What I'm going to do next is you could multiply both sides by the sine of 2x. So if we multiply both sides by sine of 2x and by sine of 2x, we would be left with a 1 on the left side. We'd have positive/negative square root of 2 times sine of 2x. And now I'm just going to divide both sides by my positive/negative root 2. 

So we would have 1 over positive or negative square root of 2 equals sine of 2x. And we can always rationalize this denominator. If we multiply top and bottom by square root of 2, we'll get square root of 2 on top. Square root of 2 times the square root of 2 will simply be 2, plus or minus. So really, all of this reduces to solving the equation. Sine of 2x equals positive or negative square root of 2 over 2. 

Again, we wanted our solutions to be in the interval 0 to pi. So OK, now we simply get two equations. We've got sine of 2x equals the positive square root of 2 over 2. And then we have sine of 2x equals negative square root of 2 over 2. 

And I'm going to do this idea that I think we've seen in some other videos I'm going to replace the 2x.
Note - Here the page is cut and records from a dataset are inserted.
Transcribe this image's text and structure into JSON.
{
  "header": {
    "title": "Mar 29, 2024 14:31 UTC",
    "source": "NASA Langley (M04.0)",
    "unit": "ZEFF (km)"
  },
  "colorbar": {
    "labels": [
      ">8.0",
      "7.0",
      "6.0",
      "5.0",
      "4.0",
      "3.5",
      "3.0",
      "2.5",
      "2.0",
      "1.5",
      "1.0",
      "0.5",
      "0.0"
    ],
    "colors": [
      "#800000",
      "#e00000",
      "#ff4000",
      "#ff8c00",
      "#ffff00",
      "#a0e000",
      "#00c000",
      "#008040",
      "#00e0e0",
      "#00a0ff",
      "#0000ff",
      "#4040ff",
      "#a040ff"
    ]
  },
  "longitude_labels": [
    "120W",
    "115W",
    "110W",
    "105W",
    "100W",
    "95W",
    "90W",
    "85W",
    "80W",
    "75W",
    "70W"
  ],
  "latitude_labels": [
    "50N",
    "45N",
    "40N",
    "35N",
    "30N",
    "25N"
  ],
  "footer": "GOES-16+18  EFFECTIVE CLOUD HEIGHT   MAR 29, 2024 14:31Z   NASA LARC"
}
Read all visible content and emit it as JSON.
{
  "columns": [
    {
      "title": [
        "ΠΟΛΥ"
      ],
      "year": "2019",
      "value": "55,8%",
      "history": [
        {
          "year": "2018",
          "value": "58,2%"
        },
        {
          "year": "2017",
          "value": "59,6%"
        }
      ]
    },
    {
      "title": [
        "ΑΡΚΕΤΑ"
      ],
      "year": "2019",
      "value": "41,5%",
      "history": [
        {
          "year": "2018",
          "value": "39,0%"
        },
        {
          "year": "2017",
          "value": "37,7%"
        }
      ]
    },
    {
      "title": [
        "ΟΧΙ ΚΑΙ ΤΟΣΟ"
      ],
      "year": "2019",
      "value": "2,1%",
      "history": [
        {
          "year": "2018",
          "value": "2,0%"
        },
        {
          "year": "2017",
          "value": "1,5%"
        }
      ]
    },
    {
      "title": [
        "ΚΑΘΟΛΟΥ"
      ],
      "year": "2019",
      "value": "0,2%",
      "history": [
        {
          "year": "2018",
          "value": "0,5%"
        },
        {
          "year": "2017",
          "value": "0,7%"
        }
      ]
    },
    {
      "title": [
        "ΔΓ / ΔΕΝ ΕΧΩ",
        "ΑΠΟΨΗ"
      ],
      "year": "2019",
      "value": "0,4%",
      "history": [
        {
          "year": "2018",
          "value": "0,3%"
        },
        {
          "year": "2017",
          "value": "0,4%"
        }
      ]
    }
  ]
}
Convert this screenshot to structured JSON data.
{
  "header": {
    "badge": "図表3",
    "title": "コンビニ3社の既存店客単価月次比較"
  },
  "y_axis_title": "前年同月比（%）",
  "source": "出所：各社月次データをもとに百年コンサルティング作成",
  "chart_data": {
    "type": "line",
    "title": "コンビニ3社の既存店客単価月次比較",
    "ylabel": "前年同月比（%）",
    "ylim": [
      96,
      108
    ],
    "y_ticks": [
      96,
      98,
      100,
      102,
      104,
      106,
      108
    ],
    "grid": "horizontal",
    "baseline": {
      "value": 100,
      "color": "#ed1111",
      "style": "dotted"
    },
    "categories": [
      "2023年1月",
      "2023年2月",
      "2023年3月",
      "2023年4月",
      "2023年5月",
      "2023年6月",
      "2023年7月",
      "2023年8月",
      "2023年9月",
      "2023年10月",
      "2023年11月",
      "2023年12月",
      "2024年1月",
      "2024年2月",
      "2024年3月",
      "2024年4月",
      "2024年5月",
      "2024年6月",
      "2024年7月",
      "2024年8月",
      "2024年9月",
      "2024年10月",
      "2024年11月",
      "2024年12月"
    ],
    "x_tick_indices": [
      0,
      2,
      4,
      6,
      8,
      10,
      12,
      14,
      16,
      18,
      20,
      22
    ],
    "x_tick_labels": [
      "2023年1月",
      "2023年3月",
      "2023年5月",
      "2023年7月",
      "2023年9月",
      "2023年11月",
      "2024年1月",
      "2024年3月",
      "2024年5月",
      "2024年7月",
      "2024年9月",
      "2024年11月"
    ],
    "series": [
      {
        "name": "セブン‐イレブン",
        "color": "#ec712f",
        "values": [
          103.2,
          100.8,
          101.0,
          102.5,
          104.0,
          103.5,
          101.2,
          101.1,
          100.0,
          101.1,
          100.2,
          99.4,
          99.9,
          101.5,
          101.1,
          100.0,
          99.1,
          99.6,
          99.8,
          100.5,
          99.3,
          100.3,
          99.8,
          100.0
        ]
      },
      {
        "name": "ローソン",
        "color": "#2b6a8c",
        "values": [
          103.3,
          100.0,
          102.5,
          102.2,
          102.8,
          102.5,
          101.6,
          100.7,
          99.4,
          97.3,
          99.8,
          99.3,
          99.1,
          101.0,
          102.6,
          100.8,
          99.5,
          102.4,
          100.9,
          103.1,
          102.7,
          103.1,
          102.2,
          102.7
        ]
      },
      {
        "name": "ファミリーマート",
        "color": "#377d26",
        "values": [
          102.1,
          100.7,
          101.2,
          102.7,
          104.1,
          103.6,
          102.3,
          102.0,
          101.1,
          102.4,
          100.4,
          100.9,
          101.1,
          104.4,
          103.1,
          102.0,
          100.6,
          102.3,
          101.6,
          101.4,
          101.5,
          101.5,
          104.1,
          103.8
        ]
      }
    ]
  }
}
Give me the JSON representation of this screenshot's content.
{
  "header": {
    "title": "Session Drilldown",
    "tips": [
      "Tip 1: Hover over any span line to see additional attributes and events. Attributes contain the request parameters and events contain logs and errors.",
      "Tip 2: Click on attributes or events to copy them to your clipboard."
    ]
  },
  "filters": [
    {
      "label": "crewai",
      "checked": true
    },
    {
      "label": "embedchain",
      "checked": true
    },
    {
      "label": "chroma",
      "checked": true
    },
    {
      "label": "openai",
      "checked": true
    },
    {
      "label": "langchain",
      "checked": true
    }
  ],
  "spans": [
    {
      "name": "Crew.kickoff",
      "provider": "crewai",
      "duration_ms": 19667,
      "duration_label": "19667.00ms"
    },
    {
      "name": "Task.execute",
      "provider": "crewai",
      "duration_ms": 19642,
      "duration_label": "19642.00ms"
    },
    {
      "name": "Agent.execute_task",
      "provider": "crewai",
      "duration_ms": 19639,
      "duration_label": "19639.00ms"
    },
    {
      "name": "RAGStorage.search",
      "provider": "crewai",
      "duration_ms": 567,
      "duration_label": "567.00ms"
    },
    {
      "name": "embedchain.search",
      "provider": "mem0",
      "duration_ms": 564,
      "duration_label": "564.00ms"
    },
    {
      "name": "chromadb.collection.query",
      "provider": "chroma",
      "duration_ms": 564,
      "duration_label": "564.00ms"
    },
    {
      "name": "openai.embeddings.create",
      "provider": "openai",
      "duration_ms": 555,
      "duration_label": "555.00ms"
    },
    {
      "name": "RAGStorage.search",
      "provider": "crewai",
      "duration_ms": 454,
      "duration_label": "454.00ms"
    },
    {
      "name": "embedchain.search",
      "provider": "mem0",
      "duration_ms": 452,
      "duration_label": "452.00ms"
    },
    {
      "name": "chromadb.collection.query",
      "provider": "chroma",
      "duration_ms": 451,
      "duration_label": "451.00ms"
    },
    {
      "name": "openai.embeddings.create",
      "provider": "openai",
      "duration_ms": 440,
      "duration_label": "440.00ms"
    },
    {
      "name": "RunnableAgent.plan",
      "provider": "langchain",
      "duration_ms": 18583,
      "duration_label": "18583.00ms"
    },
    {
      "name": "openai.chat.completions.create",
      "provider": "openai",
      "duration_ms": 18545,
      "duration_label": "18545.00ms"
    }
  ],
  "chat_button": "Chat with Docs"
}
I'm going to let 2x be replaced with y. And again, since x was in the interval 0 to pi, 2x would be in the interval 0 to 2 pi. So really, I'm going to find solutions. I'm going to let sine of y equal positive square root of 2 over 2. 

And since I want 2x to be in the interval 0 to 2 pi, equivalently, that means I can find solutions to this equation where y is in the interval 0 to 2 pi. Well, in the interval 0 to 2 pi, sine equals square root of 2 over 2 at the angle pi over 4. I'll do everything in radians, pi over 4, and also at 3 pi over 4. 

We could do the same thing with our other equation, just replace our 2x with y. Well, sine of y equals negative root 2 over 2. Well, this is going to happen in quadrant 3 and 4. And that's going to be the angle 5 pi over 4. Whoops, I wrote x. This should definitely be a y here, so used to writing x's. So y would equal 5 pi over 4. Or it could also equal 7 pi over 4. 

So now we know what y would equal. Well, we don't want to know about y. We want to know about x. So now we'll just simply let 2x equal pi over 4. That would give an equation we have to solve. 2x would have to equal 3 pi over 4. Likewise, 2x would have to equal 5 pi over 4. Or 2x would have to equal 7 pi over 4. 

In all cases, what we're going to do is simply multiply both sides by 1/2. So if we multiply both sides by 1/2, for our first equation, we'll just get x equals pi over 8. For our next one, we'll get x equals 3 pi over 8. Then we'll get x equals 5 pi over 8. And our last solution would be x equals 7 pi over 8.